Mungkin sekolah beralasan tidak cukupnya tenaga pengajar atau apalah,
tapi semua itu adalah tanggung jawab sekolah yang telah dititipkan
peserta didik oleh orang tua. Sudah pengetahuan umum, ketika pihak
sekolah bisa saja meninggalkan murid-murid di dalam kelas tanpa guru
karena rapat atau hal lain.
Kedua, orang tua (keluarga).
Penanaman kasih sayang sesama saudara barangkali mulai menipis. Serta
penguatan nilai saling menghormati, baik terhadap jiwa maupun raga,
seperti tidak boleh memukul bagian-bagian rentan pada tubuh saudara dan
teman. Nilai-nilai yang seharusnya menyatu dalam diri sehingga anak-anak
tak akan berlaku brutal dan amoral sekalipun tidak ada orang tua dan
guru di dekatnya.
Ketiga, media. Video ini tidak akan tersebar
luas apabila tidak ada media dan teknologi yang mewadahinya. Entah apa
yang ada dalam pikiran anak yang merekam dan mengunduh video kekerasan
ini ketika salah seorang temannya disiksa di depan matanya. Tidak
bisakah dia membayangkan hal serupa terjadi pada dirinya atau
saudaranya. Yang terekam justru adegan itu seolah-olah berupa peristiwa
biasa, seperti sebuah permainan sandiwara untuk bersenang-senang. Hal
ini barangkali disebabkan karena sudah terbiasa menyaksikan adegan
bullying di sinetron-sinetron.
Dinas terkait sudah menyikapi hal
ini. Sebagai masyaraka, kita berharap peristiwa seperti ini tidak akan
terulang lagi. Caranya, harus ada tindakan preventif untuk
mengantisipasi tindak kekerasan yang sudah merajalela ini dan pemberian
pembinaan lebih lanjut pada para pelaku. Sekolah pun perlu diberi sanksi
tegas sehingga lebih amanah dalam melangsungkan pendidikan.
#
Mohon maaf, link videonya (http://www.youtube.com/watch?v=EweWf_squ9I)

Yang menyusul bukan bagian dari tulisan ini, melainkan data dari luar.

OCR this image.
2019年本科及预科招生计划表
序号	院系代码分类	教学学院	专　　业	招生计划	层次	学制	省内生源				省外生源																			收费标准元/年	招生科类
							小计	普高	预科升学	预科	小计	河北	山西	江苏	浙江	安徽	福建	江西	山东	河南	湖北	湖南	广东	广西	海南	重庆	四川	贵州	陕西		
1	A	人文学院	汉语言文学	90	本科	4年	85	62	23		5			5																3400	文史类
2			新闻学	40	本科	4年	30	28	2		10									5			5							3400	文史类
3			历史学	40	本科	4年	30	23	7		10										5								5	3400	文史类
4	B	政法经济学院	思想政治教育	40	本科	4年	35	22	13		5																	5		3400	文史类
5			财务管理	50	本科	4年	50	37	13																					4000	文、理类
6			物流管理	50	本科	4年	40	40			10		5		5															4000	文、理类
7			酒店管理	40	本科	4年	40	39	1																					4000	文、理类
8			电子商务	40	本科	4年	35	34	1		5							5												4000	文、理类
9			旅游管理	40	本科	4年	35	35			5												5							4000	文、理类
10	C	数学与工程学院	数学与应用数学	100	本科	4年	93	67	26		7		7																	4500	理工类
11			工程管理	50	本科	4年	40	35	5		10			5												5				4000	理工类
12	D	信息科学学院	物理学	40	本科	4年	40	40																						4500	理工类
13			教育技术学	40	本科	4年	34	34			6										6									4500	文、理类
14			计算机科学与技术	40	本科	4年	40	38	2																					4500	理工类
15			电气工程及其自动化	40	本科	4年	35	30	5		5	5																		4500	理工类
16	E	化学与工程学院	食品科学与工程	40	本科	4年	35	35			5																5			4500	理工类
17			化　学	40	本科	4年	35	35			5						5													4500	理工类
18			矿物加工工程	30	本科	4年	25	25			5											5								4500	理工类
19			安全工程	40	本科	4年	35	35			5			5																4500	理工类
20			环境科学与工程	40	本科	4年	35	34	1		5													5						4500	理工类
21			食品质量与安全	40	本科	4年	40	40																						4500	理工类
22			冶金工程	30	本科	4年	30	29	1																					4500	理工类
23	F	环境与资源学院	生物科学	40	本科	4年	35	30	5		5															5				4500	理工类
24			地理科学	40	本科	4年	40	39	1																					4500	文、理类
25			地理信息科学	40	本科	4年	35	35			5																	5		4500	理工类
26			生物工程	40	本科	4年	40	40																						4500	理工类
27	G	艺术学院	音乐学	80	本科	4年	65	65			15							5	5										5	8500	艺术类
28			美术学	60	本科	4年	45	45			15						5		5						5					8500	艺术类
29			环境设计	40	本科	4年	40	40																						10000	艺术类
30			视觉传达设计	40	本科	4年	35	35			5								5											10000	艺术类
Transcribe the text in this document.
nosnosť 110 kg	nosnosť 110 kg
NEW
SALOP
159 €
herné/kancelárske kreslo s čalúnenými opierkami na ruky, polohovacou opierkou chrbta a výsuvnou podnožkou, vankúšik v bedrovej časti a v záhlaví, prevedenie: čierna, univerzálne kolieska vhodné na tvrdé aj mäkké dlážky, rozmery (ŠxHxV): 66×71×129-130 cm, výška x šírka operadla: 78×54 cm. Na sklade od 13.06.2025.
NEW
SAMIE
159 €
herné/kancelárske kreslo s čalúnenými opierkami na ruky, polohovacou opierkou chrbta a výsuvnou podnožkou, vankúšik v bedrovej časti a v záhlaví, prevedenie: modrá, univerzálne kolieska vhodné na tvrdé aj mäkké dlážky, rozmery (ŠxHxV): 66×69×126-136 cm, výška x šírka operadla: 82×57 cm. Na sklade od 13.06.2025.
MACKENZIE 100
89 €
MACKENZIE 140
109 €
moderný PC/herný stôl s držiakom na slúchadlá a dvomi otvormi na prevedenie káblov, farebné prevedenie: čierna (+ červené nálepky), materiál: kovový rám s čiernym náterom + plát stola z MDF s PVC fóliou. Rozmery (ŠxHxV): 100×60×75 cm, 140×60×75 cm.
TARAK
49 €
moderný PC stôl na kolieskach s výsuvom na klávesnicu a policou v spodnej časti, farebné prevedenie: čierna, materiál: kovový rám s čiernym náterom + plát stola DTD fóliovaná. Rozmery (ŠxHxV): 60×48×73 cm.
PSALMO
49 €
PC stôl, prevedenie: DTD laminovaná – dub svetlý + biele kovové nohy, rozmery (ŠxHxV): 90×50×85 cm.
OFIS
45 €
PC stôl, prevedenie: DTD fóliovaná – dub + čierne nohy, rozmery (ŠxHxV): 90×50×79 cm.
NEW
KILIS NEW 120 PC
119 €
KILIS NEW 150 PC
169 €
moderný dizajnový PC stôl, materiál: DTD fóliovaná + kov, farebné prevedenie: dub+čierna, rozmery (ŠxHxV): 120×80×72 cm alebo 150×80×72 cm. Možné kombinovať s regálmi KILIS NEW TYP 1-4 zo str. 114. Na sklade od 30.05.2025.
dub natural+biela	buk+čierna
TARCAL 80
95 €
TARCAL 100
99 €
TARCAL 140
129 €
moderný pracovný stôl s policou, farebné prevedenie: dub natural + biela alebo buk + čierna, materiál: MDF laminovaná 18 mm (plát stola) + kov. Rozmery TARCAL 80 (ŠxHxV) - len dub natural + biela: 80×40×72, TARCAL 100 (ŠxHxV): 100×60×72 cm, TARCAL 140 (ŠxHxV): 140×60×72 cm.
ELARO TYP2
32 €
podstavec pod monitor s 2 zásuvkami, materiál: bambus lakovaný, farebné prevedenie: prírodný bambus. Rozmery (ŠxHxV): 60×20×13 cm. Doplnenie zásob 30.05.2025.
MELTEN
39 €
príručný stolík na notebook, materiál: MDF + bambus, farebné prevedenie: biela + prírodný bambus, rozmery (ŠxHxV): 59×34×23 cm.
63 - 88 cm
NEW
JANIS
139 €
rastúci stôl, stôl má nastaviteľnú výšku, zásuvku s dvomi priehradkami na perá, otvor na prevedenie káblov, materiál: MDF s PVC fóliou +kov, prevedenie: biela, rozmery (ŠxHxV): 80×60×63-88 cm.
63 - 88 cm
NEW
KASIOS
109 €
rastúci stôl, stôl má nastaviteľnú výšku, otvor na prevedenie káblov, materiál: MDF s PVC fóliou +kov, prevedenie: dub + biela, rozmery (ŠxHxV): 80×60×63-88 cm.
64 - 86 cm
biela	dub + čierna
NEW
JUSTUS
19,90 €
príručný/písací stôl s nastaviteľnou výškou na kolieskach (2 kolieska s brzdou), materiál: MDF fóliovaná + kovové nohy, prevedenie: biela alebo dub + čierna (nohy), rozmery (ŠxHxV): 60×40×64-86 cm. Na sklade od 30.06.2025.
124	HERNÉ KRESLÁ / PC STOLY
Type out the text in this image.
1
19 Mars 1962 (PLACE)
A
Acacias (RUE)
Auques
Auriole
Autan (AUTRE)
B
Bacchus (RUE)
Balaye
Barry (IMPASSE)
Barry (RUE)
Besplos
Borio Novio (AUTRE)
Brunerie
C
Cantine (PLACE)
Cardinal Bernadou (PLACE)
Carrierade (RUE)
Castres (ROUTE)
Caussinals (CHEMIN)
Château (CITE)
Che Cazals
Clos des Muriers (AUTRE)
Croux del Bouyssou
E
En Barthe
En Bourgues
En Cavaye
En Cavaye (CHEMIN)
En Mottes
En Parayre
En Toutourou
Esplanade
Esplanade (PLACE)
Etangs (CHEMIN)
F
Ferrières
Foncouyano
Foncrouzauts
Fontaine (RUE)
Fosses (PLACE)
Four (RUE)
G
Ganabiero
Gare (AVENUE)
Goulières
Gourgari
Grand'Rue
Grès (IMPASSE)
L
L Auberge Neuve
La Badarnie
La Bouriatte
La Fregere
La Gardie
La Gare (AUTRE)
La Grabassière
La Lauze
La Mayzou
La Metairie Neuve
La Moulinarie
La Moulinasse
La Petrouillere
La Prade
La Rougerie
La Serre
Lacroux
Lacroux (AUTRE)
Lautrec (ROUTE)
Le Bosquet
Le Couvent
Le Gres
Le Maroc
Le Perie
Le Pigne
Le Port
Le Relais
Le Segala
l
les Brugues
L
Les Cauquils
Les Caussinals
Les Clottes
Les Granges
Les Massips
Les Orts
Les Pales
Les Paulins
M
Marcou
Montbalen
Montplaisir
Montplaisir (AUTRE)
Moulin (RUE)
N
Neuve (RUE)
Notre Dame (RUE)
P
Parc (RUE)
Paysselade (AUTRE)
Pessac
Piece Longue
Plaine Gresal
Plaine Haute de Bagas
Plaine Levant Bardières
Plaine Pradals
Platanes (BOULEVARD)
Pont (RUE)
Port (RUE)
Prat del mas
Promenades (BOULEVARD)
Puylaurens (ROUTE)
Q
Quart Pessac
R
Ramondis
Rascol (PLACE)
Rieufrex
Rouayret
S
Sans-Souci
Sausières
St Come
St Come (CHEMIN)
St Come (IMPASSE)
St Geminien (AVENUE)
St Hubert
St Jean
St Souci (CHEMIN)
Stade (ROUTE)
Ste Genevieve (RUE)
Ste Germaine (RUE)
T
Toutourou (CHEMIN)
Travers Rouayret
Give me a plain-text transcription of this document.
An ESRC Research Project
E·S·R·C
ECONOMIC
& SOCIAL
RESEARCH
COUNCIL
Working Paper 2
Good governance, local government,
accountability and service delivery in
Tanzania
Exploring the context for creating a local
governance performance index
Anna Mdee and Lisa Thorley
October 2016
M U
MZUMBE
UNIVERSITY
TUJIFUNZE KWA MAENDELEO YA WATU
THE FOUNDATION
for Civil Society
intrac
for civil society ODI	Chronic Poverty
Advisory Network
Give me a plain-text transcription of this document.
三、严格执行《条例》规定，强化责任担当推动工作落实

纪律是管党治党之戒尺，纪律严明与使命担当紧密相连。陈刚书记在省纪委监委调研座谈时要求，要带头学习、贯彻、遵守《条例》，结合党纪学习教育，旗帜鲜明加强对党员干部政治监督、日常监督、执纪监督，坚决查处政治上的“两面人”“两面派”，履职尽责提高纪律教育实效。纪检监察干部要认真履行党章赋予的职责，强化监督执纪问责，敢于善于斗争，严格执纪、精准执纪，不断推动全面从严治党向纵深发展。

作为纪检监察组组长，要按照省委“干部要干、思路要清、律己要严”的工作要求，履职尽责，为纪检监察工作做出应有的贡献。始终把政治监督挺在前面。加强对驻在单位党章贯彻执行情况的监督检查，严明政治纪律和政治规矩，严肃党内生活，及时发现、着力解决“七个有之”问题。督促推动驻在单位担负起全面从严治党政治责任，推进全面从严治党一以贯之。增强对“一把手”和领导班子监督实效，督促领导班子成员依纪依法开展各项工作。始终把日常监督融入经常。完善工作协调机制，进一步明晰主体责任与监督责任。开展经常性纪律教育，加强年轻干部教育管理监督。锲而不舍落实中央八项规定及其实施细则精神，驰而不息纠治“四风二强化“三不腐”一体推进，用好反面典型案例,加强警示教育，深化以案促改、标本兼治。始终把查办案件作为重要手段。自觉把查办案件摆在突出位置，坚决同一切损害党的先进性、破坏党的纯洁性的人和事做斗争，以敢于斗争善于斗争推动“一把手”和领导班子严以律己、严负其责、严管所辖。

sengaja saya tampilkan, untuk dapat jadi pelajaran bagi orang
tua, guru, sekolah, pemerintah, dan yang lainnya agar bisa melakukan
pencegahan terhadap tindakan serupa. Korban dan pelaku, bisa jadi anak
atau keluarga kita. [Jangan ditiru!]
Stop bullying, tanamkan kasih sayang!